Hay que matar ese toro
Que no, que ese toro lleva interminables horas en la plaza, que no obedece el engaño ni está para más suertes; que ese toro anda suelto, que todo el terreno es suyo y es hora ya, lo fue hace mucho tiempo, de poner fin al espectáculo. Pasó la ocasión de mostrar sabiduría torera: templar, mandar, parar y recoger. Lástima de tiempo perdido, pero ya no hay modo de recuperarlo. En verdad, la corrida tendría que haber terminado hace siglos, cuando ese toro era un novillo, pero quizás el matador no sabía lo que Juan Belmonte, socarrón, le dijo a José Bergamín: que él empezó a templar el año de la glosopeda.
El caso es que Rajoy, a la vista de que no podía, no sabía o no quería lidiar ese toro de nombre alemán que le echó al ruedo su amigo del alma y sostén en horas de tribulación, Francisco Camps, decidió, en lugar de templar y mandar, disfrazarse de Tancredo López, aquel estoico senequista que salía a la plaza todo de blanco y con su máscara de escayola y se subía a una silla para hacer la estatua mostrando al toro su indiferencia. Esa fue la consigna de Rajoy, después de gastada la pólvora en trampas, disimulos y amago de golpes contundentes, de inmediato evaporados en el vergonzoso pacto acordado tras un encuentro en tierra de nadie, protegidos los dos jefes por sus respectivos guardaespaldas: olvido e indiferencia.
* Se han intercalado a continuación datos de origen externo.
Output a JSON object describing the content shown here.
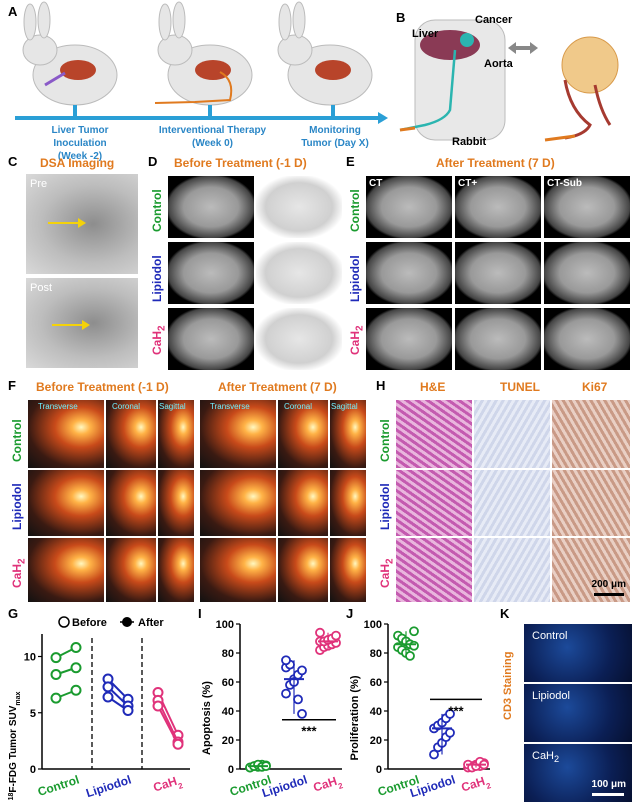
{
  "panels": {
    "A": "A",
    "B": "B",
    "C": "C",
    "D": "D",
    "E": "E",
    "F": "F",
    "G": "G",
    "H": "H",
    "I": "I",
    "J": "J",
    "K": "K"
  },
  "timeline": {
    "step1_line1": "Liver Tumor",
    "step1_line2": "Inoculation (Week -2)",
    "step2_line1": "Interventional Therapy",
    "step2_line2": "(Week 0)",
    "step3_line1": "Monitoring",
    "step3_line2": "Tumor (Day X)"
  },
  "anatomy": {
    "cancer": "Cancer",
    "liver": "Liver",
    "aorta": "Aorta",
    "rabbit": "Rabbit"
  },
  "dsa": {
    "title": "DSA Imaging",
    "pre": "Pre",
    "post": "Post"
  },
  "before": {
    "title": "Before Treatment (-1 D)"
  },
  "after": {
    "title": "After Treatment (7 D)",
    "ct": "CT",
    "ct_plus": "CT+",
    "ct_sub": "CT-Sub"
  },
  "groups": {
    "control": "Control",
    "lipiodol": "Lipiodol",
    "cah2": "CaH",
    "cah2_sub": "2"
  },
  "petct": {
    "before_title": "Before Treatment (-1 D)",
    "after_title": "After Treatment (7 D)",
    "transverse": "Transverse",
    "coronal": "Coronal",
    "sagittal": "Sagittal"
  },
  "histo": {
    "he": "H&E",
    "tunel": "TUNEL",
    "ki67": "Ki67",
    "scale": "200 μm"
  },
  "cd3": {
    "label": "CD3 Staining",
    "control": "Control",
    "lipiodol": "Lipiodol",
    "cah2": "CaH",
    "cah2_sub": "2",
    "scale": "100 μm"
  },
  "chart_data": [
    {
      "type": "scatter",
      "title": "",
      "ylabel_pre": "18",
      "ylabel_main": "F-FDG Tumor SUV",
      "ylabel_sub": "max",
      "legend": [
        "Before",
        "After"
      ],
      "ylim": [
        0,
        12
      ],
      "yticks": [
        0,
        5,
        10
      ],
      "categories": [
        "Control",
        "Lipiodol",
        "CaH2"
      ],
      "series": [
        {
          "name": "Before",
          "values": [
            [
              6.3,
              8.4,
              9.9
            ],
            [
              8.0,
              7.3,
              6.4
            ],
            [
              6.8,
              6.1,
              5.6
            ]
          ]
        },
        {
          "name": "After",
          "values": [
            [
              7.0,
              9.0,
              10.8
            ],
            [
              6.2,
              5.6,
              5.2
            ],
            [
              3.0,
              2.4,
              2.2
            ]
          ]
        }
      ]
    },
    {
      "type": "scatter",
      "ylabel": "Apoptosis (%)",
      "ylim": [
        0,
        100
      ],
      "yticks": [
        0,
        20,
        40,
        60,
        80,
        100
      ],
      "categories": [
        "Control",
        "Lipiodol",
        "CaH2"
      ],
      "values": [
        [
          1,
          2,
          1.5,
          3,
          2.5,
          1,
          2,
          3,
          1.5,
          2
        ],
        [
          52,
          58,
          62,
          65,
          68,
          70,
          72,
          60,
          48,
          38,
          75
        ],
        [
          82,
          84,
          85,
          86,
          87,
          88,
          88,
          89,
          90,
          92,
          94
        ]
      ],
      "significance": "***"
    },
    {
      "type": "scatter",
      "ylabel": "Proliferation (%)",
      "ylim": [
        0,
        100
      ],
      "yticks": [
        0,
        20,
        40,
        60,
        80,
        100
      ],
      "categories": [
        "Control",
        "Lipiodol",
        "CaH2"
      ],
      "values": [
        [
          92,
          90,
          88,
          86,
          85,
          84,
          82,
          80,
          78,
          95
        ],
        [
          10,
          15,
          18,
          22,
          25,
          28,
          30,
          32,
          35,
          38
        ],
        [
          1,
          2,
          3,
          2,
          4,
          3,
          1,
          2,
          5,
          3
        ]
      ],
      "significance": "***"
    }
  ]
}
Y el toro, que no ha ido precisamente a la Facultad de Filosofía y Letras a recibir la clase de don José Ortega y Gasset sobre las virtudes del estoicismo, pero que se las sabe todas, tomó el olvido por indolencia y la indiferencia por canguelo y le comió al torero todo el terreno.
Pero como el mismo Belmonte confesaba a Parmeno: "eso de los terrenos, el del bicho y el del hombre, me parece una papa. Si el matador domina al toro, todo el terreno es del matador; y si el toro domina al matador, todo el terreno es del toro". Eso de los terrenos le parecía una papa a Juan Belmonte. Y una papa es lo que se va tener que tragar Rajoy si no entra de una puñetera vez a matar y libera a la política de su partido, y de rechazo a la española, de este repugnante espectáculo que nos llega de Valencia. Nadie se lo va a poner fácil ni, por tanto, puede esperar ni un minuto más a cortar por lo sano, porque esa especie de paralización total progresiva, ese parón o éxtasis que, siempre según el maestro Bergamín, define al tancredismo, no tiene en el caso de Rajoy origen en su manera de ser, en su presunto senequismo o en algún atributo del consabido carácter nacional, gallego en la ocasión. También Felipe González, andaluz y unos cuantos metros más audaz político que Rajoy, quedó bloqueado ante el caso Filesa, de magnitud incomparablemente menor a lo que amenaza -y faltan 35.000 folios- el caso Gürtel. ¿Por qué será?
Pues sencillamente porque mientras el matador pretendía conservar "la máscara de la estatua escayolada, paralizada por el miedo que alardea de valor" (Bergamín, de nuevo), al toro de la corrupción, que se comporta como una metástasis, no hubo quien le pusiera barreras. Y en estos casos, cuando llega la hora de la verdad, sólo es posible ponerse a salvo cortando, no una ni dos, sino la ristra entera de cabezas enlazadas por ese cordón umbilical en forma de teléfonos móviles por los que transita la sangre de la corrupción. Por ejemplo, en la plaza de Valencia, si Costa, receptor confeso de una diversa variedad de regalos de alto copete, cae, arrastrará a otros en la caída. ¿A cuántos? Ah, ¿quién lo sabe? Cuando una trama de corrupción asfixia las alturas de un partido, nada se soluciona sacrificando en el altar de la pureza a uno o dos chivos expiatorios, por la sencilla razón de que todos, o casi, iniciada la procesión, comienzan a ser sospechosos de haber metido mano o recibido regalos. ¿O es que el matrimonio Aznar no tiene nada, absolutamente nada, que decir sobre sus encantadoras relaciones con algunos de los invitados a la boda de su hija en el marco incomparable de El Escorial?
A pesar de todos los pesares que le asoman a la cara bajo la descompuesta máscara de escayola, Rajoy no tiene más remedio que enfrentarse a ese toro Gürtel en la última y única de las suertes que le quedan por cumplir: se acabó el tiempo de la lidia, del engaño y de la burla, el tiempo del temple y del mando. Renunció a ello cuando decidió subirse a la silla de don Tancredo mientras el toro se zampaba todo el terreno y sonaba el clarín del tercer aviso. No queda más que entrar a matar. Hay que matar ese toro para volver a hacer política. ¿O será acaso que la política, según Rajoy, es esto?